Direct air capture is still a nascent field, but the researchers say it's important that innovative tools are currently being developed, such as the OpenDAC database made available in the team's paper.
“There is no one solution to achieving net-zero emissions,” Sriram said. “Direct air capture has great potential, but it needs to be scaled up significantly to have a real impact. I think the only way to get there is to find better materials. ”
Researchers from both teams hope the scientific community will join in the search for suitable materials. The entire OpenDAC dataset project is open source, from data to models to algorithms.

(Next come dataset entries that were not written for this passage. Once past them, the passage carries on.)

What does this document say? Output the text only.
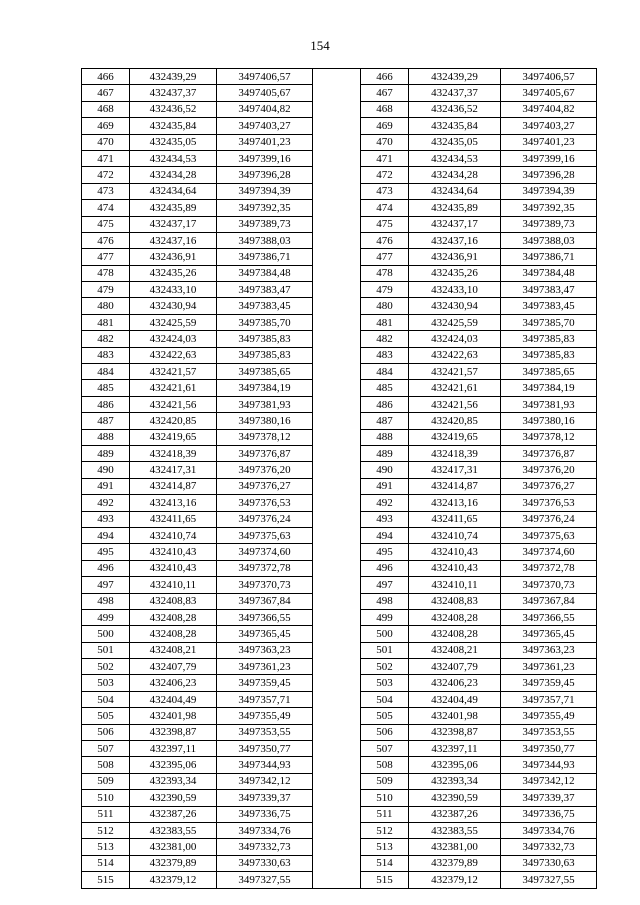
154
466	432439,29	3497406,57		466	432439,29	3497406,57
467	432437,37	3497405,67		467	432437,37	3497405,67
468	432436,52	3497404,82		468	432436,52	3497404,82
469	432435,84	3497403,27		469	432435,84	3497403,27
470	432435,05	3497401,23		470	432435,05	3497401,23
471	432434,53	3497399,16		471	432434,53	3497399,16
472	432434,28	3497396,28		472	432434,28	3497396,28
473	432434,64	3497394,39		473	432434,64	3497394,39
474	432435,89	3497392,35		474	432435,89	3497392,35
475	432437,17	3497389,73		475	432437,17	3497389,73
476	432437,16	3497388,03		476	432437,16	3497388,03
477	432436,91	3497386,71		477	432436,91	3497386,71
478	432435,26	3497384,48		478	432435,26	3497384,48
479	432433,10	3497383,47		479	432433,10	3497383,47
480	432430,94	3497383,45		480	432430,94	3497383,45
481	432425,59	3497385,70		481	432425,59	3497385,70
482	432424,03	3497385,83		482	432424,03	3497385,83
483	432422,63	3497385,83		483	432422,63	3497385,83
484	432421,57	3497385,65		484	432421,57	3497385,65
485	432421,61	3497384,19		485	432421,61	3497384,19
486	432421,56	3497381,93		486	432421,56	3497381,93
487	432420,85	3497380,16		487	432420,85	3497380,16
488	432419,65	3497378,12		488	432419,65	3497378,12
489	432418,39	3497376,87		489	432418,39	3497376,87
490	432417,31	3497376,20		490	432417,31	3497376,20
491	432414,87	3497376,27		491	432414,87	3497376,27
492	432413,16	3497376,53		492	432413,16	3497376,53
493	432411,65	3497376,24		493	432411,65	3497376,24
494	432410,74	3497375,63		494	432410,74	3497375,63
495	432410,43	3497374,60		495	432410,43	3497374,60
496	432410,43	3497372,78		496	432410,43	3497372,78
497	432410,11	3497370,73		497	432410,11	3497370,73
498	432408,83	3497367,84		498	432408,83	3497367,84
499	432408,28	3497366,55		499	432408,28	3497366,55
500	432408,28	3497365,45		500	432408,28	3497365,45
501	432408,21	3497363,23		501	432408,21	3497363,23
502	432407,79	3497361,23		502	432407,79	3497361,23
503	432406,23	3497359,45		503	432406,23	3497359,45
504	432404,49	3497357,71		504	432404,49	3497357,71
505	432401,98	3497355,49		505	432401,98	3497355,49
506	432398,87	3497353,55		506	432398,87	3497353,55
507	432397,11	3497350,77		507	432397,11	3497350,77
508	432395,06	3497344,93		508	432395,06	3497344,93
509	432393,34	3497342,12		509	432393,34	3497342,12
510	432390,59	3497339,37		510	432390,59	3497339,37
511	432387,26	3497336,75		511	432387,26	3497336,75
512	432383,55	3497334,76		512	432383,55	3497334,76
513	432381,00	3497332,73		513	432381,00	3497332,73
514	432379,89	3497330,63		514	432379,89	3497330,63
515	432379,12	3497327,55		515	432379,12	3497327,55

“We hope this will accelerate the development of negative emissions technologies that might not otherwise be possible, such as direct air capture,” Medford said. “As a species, we have to solve this problem at some point. I hope that this work can contribute to getting us there, and that there is a real aim to make that happen.” I think.”
Note: Georgia Tech ChBE graduate students Sihoon Choi, Logan Brabson, and Xiaohan Yu made significant contributions and are co-authors of this paper.
QuoteIn: A. Sriram et al., Open DAC 2023 dataset and the challenges of sorbent discovery in direct air capture, ACS Central Science (2024).